Empreendedor cria sacolé de Chandon no RJ

Conheça o Chandonlé, que é encontrado na praia do Leblon e em eventos com food trucks

Por Adriano Lira
chandonle
Ruan Nemeczyk, da Chandonlé (Foto: Divulgação)

Os sacolés (ou geladinhos, gelinhos ou dindins, como são chamados dependendo da região) são bastante consumidos no país. Normalmente, são feitos de sucos de fruta, custam menos do que sorvetes e picolés e fazem a alegria das crianças. Agora, um empreendedor carioca criou uma variação requintada do sacolé: o Chandonlé, que mistura o espumante Chandon com frutas.

O criador desse sacolé gourmet é Ruan Nemeczyk, 27 anos. Nascido em Lontras (SC) e morando no Rio de Janeiro desde bebê, Nemeczyk é formado em contabilidade e trabalha em uma consultoria.

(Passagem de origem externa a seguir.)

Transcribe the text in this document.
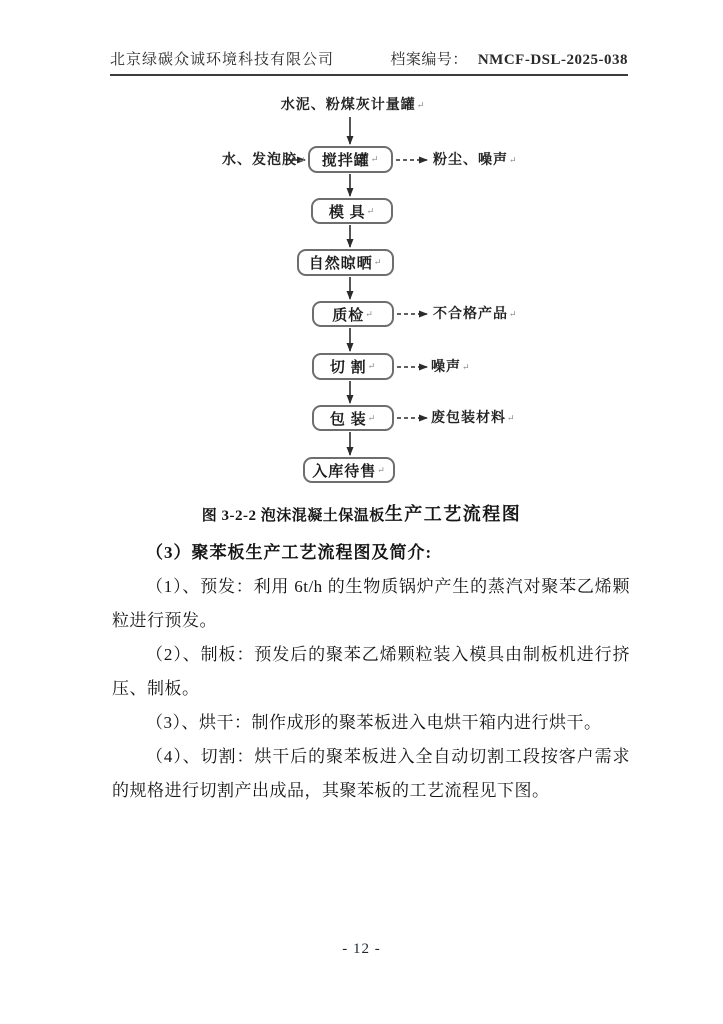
北京绿碳众诚环境科技有限公司	档案编号： NMCF-DSL-2025-038
水泥、粉煤灰计量罐↵
水、发泡胶↵ 搅拌罐 ↵
模 具 ↵
自然晾晒 ↵
质检 ↵
切 割 ↵
包 装 ↵
入库待售 ↵
粉尘、噪声↵
不合格产品↵
噪声↵
废包装材料↵
图 3-2-2 泡沫混凝土保温板生产工艺流程图

（3）聚苯板生产工艺流程图及简介:

（1）、预发：利用 6t/h 的生物质锅炉产生的蒸汽对聚苯乙烯颗粒进行预发。

（2）、制板：预发后的聚苯乙烯颗粒装入模具由制板机进行挤压、制板。

（3）、烘干：制作成形的聚苯板进入电烘干箱内进行烘干。

（4）、切割：烘干后的聚苯板进入全自动切割工段按客户需求的规格进行切割产出成品，其聚苯板的工艺流程见下图。

- 12 -
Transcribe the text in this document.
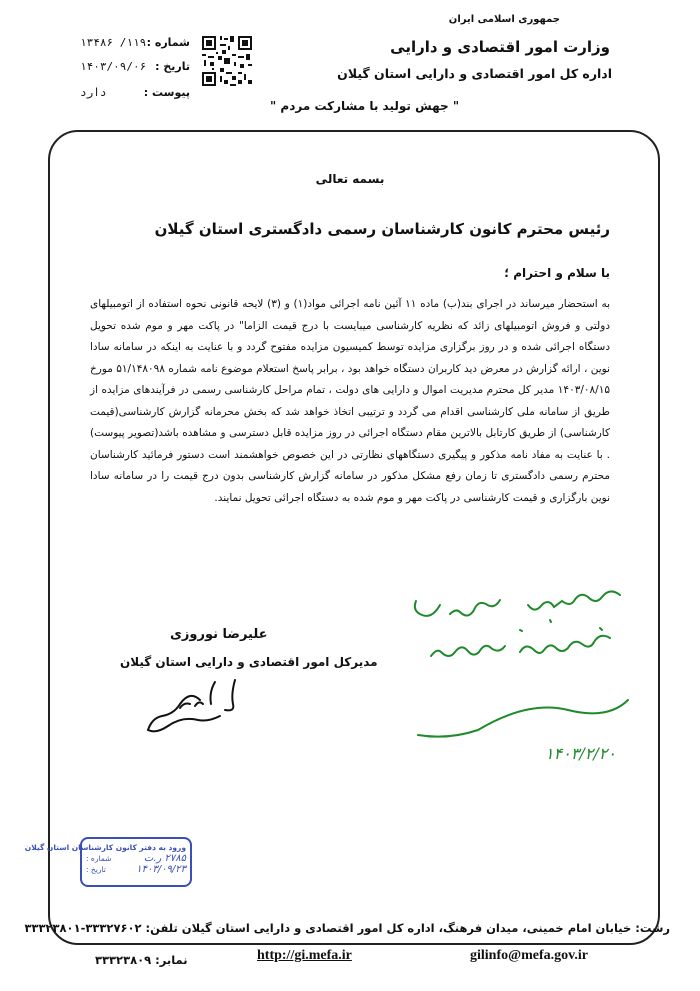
جمهوری اسلامی ایران
وزارت امور اقتصادی و دارایی
اداره کل امور اقتصادی و دارایی استان گیلان
شماره :
۱۱۹/ ۱۳۴۸۶
تاریخ :
۱۴۰۳/۰۹/۰۶
پیوست :
دارد
" جهش تولید با مشارکت مردم "
بسمه تعالی
رئیس محترم کانون کارشناسان رسمی دادگستری استان گیلان
با سلام و احترام ؛
به استحضار میرساند در اجرای بند(ب) ماده ۱۱ آئین نامه اجرائی مواد(۱) و (۳) لایحه قانونی نحوه استفاده از اتومبیلهای دولتی و فروش اتومبیلهای زائد که نظریه کارشناسی میبایست با درج قیمت الزاما" در پاکت مهر و موم شده تحویل دستگاه اجرائی شده و در روز برگزاری مزایده توسط کمیسیون مزایده مفتوح گردد و با عنایت به اینکه در سامانه سادا نوین ، ارائه گزارش در معرض دید کاربران دستگاه خواهد بود ، برابر پاسخ استعلام موضوع نامه شماره ۵۱/۱۴۸۰۹۸ مورخ ۱۴۰۳/۰۸/۱۵ مدیر کل محترم مدیریت اموال و دارایی های دولت ، تمام مراحل کارشناسی رسمی در فرآیندهای مزایده از طریق از سامانه ملی کارشناسی اقدام می گردد و ترتیبی اتخاذ خواهد شد که بخش محرمانه گزارش کارشناسی(قیمت کارشناسی) از طریق کارتابل بالاترین مقام دستگاه اجرائی در روز مزایده قابل دسترسی و مشاهده باشد(تصویر پیوست) . با عنایت به مفاد نامه مذکور و پیگیری دستگاههای نظارتی در این خصوص خواهشمند است دستور فرمائید کارشناسان محترم رسمی دادگستری تا زمان رفع مشکل مذکور در سامانه گزارش کارشناسی بدون درج قیمت را در سامانه سادا نوین بارگزاری و قیمت کارشناسی در پاکت مهر و موم شده به دستگاه اجرائی تحویل نمایند.
۱۴۰۳/۲/۲۰
علیرضا نوروزی
مدیرکل امور اقتصادی و دارایی استان گیلان
ورود به دفتر کانون کارشناسان استان گیلان
شماره :	۲۷۸۵ ر.ت
تاریخ :	۱۴۰۳/۰۹/۲۳
رشت: خیابان امام خمینی، میدان فرهنگ، اداره کل امور اقتصادی و دارایی استان گیلان تلفن: ۳۳۳۲۷۶۰۲-۳۳۳۲۳۸۰۱
نمابر: ۳۳۳۲۳۸۰۹	http://gi.mefa.ir	gilinfo@mefa.gov.ir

Ele diz que teve a inspiração para o negócio no Carnaval deste ano. Durante os festejos, é proibido beber em garrafas de vidro. Como as garrafas de espumante são sempre deste material, o empreendedor concluiu que os sacolés poderiam ser uma alternativa aos foliões amantes de Chandon.

Seu primeiro teste foi em um bloco pré-Carnaval. Nemeczyk preparou cerca de 70 unidades e as vendeu rapidamente. No Carnaval, seu produto fez sucesso. Foi aí que ele percebeu que sua ideia poderia ser um bom negócio.

O Chandonlé é servido em taças (Foto: Divulgação)O Chandonlé é servido em taças (Foto: Divulgação)

Depois da folia, parou por um tempo para estruturar o negócio. No começo, Nemeczyk vendia os sacolés em um isopor comum. Hoje, a apresentação melhorou. O isopor é personalizado e o Chandonlé é servido em uma taça, que fica como um presente para os clientes.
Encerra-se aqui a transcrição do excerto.